As Christmas approaches the evidence is that more shoppers are choosing to shop online, and department stores are being hit as their sales move online faster than other categories. ONS figures have shown online sales at department stores growing faster than the average. In July, for example, department store online sales grew by 35% a year, and accounted for 18.2% of sales in the category. In October, fashion and footwear online sales – both key areas for department stores, hit record levels, the ONS found.
All that said, a new study suggests that close to half of consumers would be disappointed if their local department store closed.
Some 48% find their local department store useful and would be upset, disappointed or frustrated if it closed, the Institute of Customer Service study found. But that came with a rider, since the same proportion (48%) feel that the customer service they receive in that store has declined over the last decade.
The study questioned 2,000 customers and found most believe the best customer service is now to be found when shopping with independent brands (53%) rather than in department stores – which were backed by 21%.
So how might department stores change? One in 10 (11%) say that investment in experiences – or experiential retail – would make them more likely to shop at their high street department store, while 51% would be more likely to visit if they were met by friendly and helpful staff. The greatest draw – for 57% of customers – however, would be a more impressive product range.
“As we approach the final few Christmas shopping days, businesses should ensure they are addressing the right issues,” said Jo Causon, chief executive of the Institute of Customer Service. “Ensuring that friendly and approachable staff as well as a range of products are displayed is vital in converting shoppers who come through the door into loyal, long-term customers.
““Our new research suggests customers will fail to be seduced by tick-box, fabricated experiential initiatives that do not feel authentic. Brands that shape a genuine customer journey that makes the department store a destination, with friendly, competent staff at its core are more likely to win loyal customers.
“Poor or diluted levels of customer service during the remainder of the Christmas trading season and busy Boxing Day sales are likely to negatively impact reputation and sales the following year.”
Meanwhile, a study from technology company Zebra questioned shoppers, retail staff and retail decision makers and found that 62% of shop floor staff believe they could provide better customer service if they were equipped with in-store technology such as tablets – and 28% say it’s difficult to get information in order to help shoppers.
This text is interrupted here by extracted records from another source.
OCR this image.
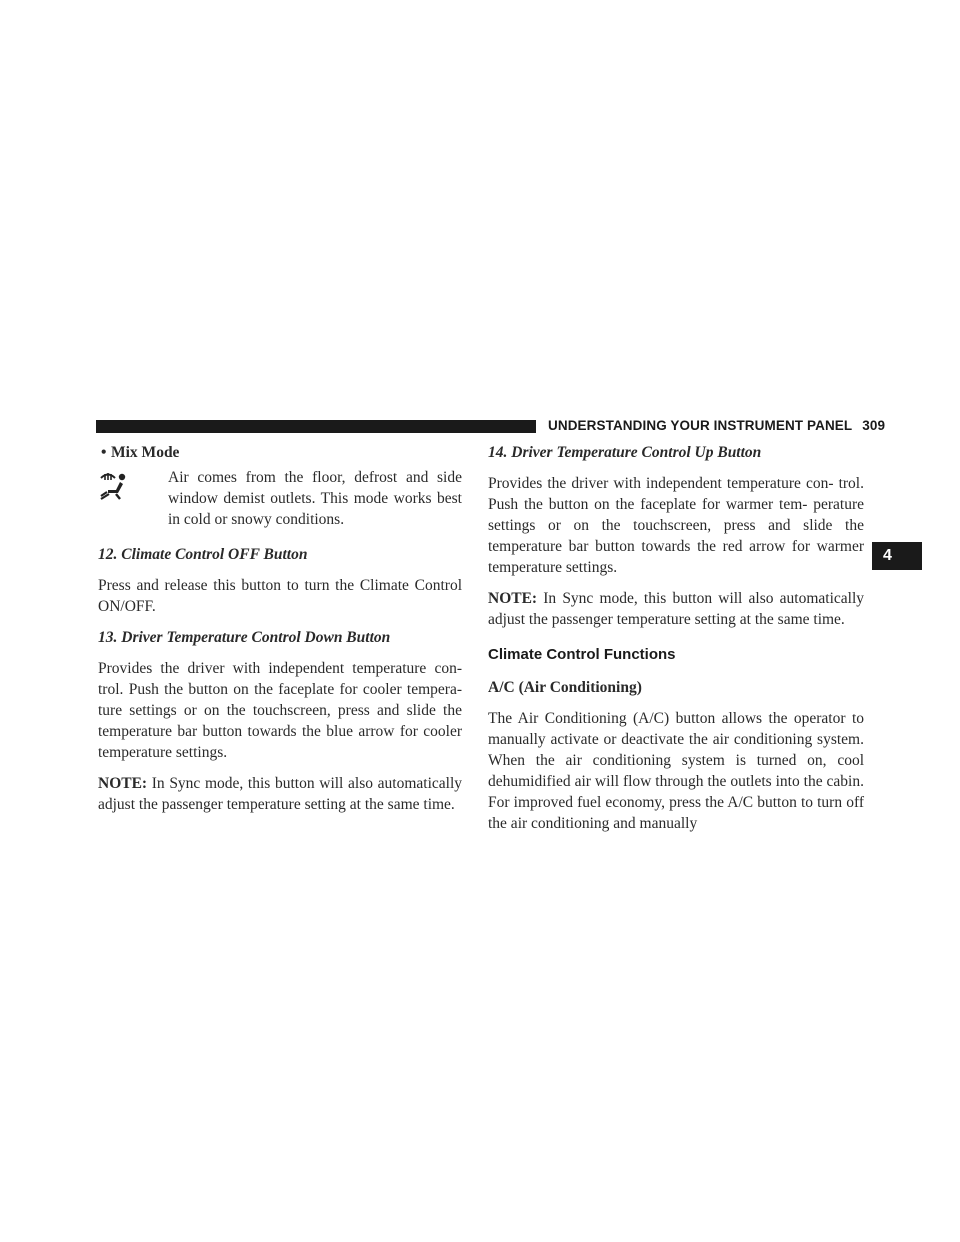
UNDERSTANDING YOUR INSTRUMENT PANEL 309
4
• Mix Mode
Air comes from the floor, defrost and side window demist outlets. This mode works best in cold or snowy conditions.
12. Climate Control OFF Button
Press and release this button to turn the Climate Control ON/OFF.
13. Driver Temperature Control Down Button
Provides the driver with independent temperature con- trol. Push the button on the faceplate for cooler tempera- ture settings or on the touchscreen, press and slide the temperature bar button towards the blue arrow for cooler temperature settings.
NOTE: In Sync mode, this button will also automatically adjust the passenger temperature setting at the same time.
14. Driver Temperature Control Up Button
Provides the driver with independent temperature con- trol. Push the button on the faceplate for warmer tem- perature settings or on the touchscreen, press and slide the temperature bar button towards the red arrow for warmer temperature settings.
NOTE: In Sync mode, this button will also automatically adjust the passenger temperature setting at the same time.
Climate Control Functions
A/C (Air Conditioning)
The Air Conditioning (A/C) button allows the operator to manually activate or deactivate the air conditioning system. When the air conditioning system is turned on, cool dehumidified air will flow through the outlets into the cabin. For improved fuel economy, press the A/C button to turn off the air conditioning and manually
More than half (51%) said their company was understaffed, while 43% felt overworked.
At the same time, 66% of shoppers said having smartphones meant they were better connected to product information than the staff were.
Mark Thomson, retail industry director at Zebra Technologies, said:
“At the heart of a frictionless retail experience is an empowered workforce who can bring the omnichannel experience to life. By arming store assistants with better technology, retailers instantly enable better visibility over stock and availability, general enquiries, click and collect management and generally freeing up more time from admin tasks to give better customer service.”